When I consider all that I learned this summer and how I will distill and apply even a portion of that learning, I have a sense of shire excitement and a sense of how will I convince other teachers to participate with me. As a Math Coach I work with all the teachers in our K-5 school. My role is to work with teachers to enhance math instruction. Part of my project can be connected with math but it aligns more with the social studies standards. So I’m trying to balance both.
Before school started I had a meeting with two of my teacher friends. We were meeting to discuss our plans to support teachers in flipping lessons using the Teacher Leadership Grant money from Wake Education Partnership. I didn’t have time to share all that I’d learned about flipping at this particular meeting but I did share all the books I’d purchased over the summer. I found a wonderful resource during my fellowship at the North Carolina Council on Economic Education, Teaching Children Economics Using Children’s Literature. My librarian teacher friend, wrote down all the titles and said that she would love to teach my lessons! My school counselor friend, said that she would also like to use some of the books I shared with the economic principals because she saw the positive character message in the stories as well. I hit a Home Run on the first time out!

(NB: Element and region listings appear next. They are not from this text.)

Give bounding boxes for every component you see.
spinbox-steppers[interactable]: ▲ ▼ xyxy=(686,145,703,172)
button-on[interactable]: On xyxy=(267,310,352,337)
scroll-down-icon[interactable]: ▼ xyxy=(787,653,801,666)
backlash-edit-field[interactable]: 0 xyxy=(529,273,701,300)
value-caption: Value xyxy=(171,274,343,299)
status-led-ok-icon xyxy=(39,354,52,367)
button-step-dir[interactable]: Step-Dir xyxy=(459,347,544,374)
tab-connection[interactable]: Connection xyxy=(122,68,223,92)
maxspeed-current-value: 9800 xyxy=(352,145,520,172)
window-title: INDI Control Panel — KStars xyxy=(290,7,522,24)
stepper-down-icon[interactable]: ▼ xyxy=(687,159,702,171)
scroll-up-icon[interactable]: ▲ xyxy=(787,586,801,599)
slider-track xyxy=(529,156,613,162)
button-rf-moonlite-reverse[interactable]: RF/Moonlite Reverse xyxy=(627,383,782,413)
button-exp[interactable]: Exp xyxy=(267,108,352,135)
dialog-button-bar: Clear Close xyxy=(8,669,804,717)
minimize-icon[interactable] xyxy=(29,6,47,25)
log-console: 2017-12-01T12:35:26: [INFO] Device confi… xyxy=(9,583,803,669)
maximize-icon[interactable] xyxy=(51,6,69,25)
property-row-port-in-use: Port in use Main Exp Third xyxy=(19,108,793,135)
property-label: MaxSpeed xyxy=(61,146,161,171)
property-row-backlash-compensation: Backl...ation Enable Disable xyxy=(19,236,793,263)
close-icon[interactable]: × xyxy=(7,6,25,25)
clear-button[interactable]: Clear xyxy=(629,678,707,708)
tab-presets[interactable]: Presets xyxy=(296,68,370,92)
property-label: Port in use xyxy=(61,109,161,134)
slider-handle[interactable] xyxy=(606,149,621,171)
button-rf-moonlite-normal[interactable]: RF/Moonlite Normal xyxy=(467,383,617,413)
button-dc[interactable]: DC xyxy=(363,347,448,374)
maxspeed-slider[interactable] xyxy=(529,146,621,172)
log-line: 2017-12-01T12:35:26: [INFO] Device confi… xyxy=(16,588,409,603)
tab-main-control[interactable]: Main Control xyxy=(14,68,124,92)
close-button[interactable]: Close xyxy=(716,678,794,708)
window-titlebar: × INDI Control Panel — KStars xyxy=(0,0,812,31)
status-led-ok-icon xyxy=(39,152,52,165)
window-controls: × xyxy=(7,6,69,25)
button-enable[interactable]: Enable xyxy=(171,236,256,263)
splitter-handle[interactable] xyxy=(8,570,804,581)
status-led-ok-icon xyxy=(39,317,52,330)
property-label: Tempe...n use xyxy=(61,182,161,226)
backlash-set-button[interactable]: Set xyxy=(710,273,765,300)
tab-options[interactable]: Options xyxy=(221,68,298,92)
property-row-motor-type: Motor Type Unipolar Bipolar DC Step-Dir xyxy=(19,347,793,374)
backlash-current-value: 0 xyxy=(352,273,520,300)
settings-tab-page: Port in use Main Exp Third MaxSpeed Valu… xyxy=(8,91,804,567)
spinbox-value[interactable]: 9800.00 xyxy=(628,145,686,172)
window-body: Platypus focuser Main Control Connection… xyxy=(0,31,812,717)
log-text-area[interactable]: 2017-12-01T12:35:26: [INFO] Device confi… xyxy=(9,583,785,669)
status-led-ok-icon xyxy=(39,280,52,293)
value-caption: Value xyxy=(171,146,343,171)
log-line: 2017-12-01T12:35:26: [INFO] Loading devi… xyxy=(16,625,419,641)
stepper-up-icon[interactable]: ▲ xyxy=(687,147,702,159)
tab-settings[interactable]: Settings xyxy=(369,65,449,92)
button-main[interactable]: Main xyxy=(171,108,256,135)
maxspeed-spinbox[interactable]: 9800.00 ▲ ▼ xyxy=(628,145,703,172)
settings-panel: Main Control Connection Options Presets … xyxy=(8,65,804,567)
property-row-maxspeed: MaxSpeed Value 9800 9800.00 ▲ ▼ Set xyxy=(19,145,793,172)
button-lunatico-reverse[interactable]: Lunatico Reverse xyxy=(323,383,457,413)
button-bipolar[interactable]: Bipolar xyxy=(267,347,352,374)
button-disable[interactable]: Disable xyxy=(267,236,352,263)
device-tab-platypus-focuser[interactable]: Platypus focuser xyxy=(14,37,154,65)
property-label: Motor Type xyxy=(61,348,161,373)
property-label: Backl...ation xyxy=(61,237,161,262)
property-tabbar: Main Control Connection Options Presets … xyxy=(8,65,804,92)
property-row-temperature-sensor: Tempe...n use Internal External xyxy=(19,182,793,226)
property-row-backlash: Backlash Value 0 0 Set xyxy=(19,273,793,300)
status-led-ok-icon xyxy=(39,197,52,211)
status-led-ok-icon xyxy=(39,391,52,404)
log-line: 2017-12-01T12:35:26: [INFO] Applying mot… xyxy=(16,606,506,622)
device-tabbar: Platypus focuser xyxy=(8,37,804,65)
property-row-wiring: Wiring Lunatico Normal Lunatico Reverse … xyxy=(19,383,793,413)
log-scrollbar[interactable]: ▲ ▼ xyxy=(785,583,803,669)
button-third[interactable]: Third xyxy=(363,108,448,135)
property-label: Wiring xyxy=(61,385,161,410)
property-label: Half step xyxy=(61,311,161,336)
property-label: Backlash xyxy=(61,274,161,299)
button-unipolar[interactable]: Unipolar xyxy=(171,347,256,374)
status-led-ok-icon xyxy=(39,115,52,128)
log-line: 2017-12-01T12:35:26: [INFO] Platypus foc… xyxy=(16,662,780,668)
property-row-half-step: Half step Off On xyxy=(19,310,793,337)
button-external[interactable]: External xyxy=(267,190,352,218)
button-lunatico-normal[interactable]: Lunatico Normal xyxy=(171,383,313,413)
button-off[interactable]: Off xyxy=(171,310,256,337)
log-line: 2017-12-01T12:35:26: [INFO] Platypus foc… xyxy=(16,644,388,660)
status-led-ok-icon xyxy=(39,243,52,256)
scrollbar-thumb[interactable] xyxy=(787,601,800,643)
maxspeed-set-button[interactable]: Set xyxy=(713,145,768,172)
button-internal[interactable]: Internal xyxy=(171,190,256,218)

I guess I’ve learned from that positive experience that if I take the time to appeal to the content of the individual teachers that I work with rather than pushing my own agenda they will see the value and make it their own because it’s great material and I won’t have the be the “sales woman” for my fellowship lessons.
Here’s to a wonderful, hopeful, impactful year of balancing math instruction, flipping classroom lessons, and integrating my Kenan Fellowship project into the curriculum with accepting, excited teachers! I’m confident this will be successful!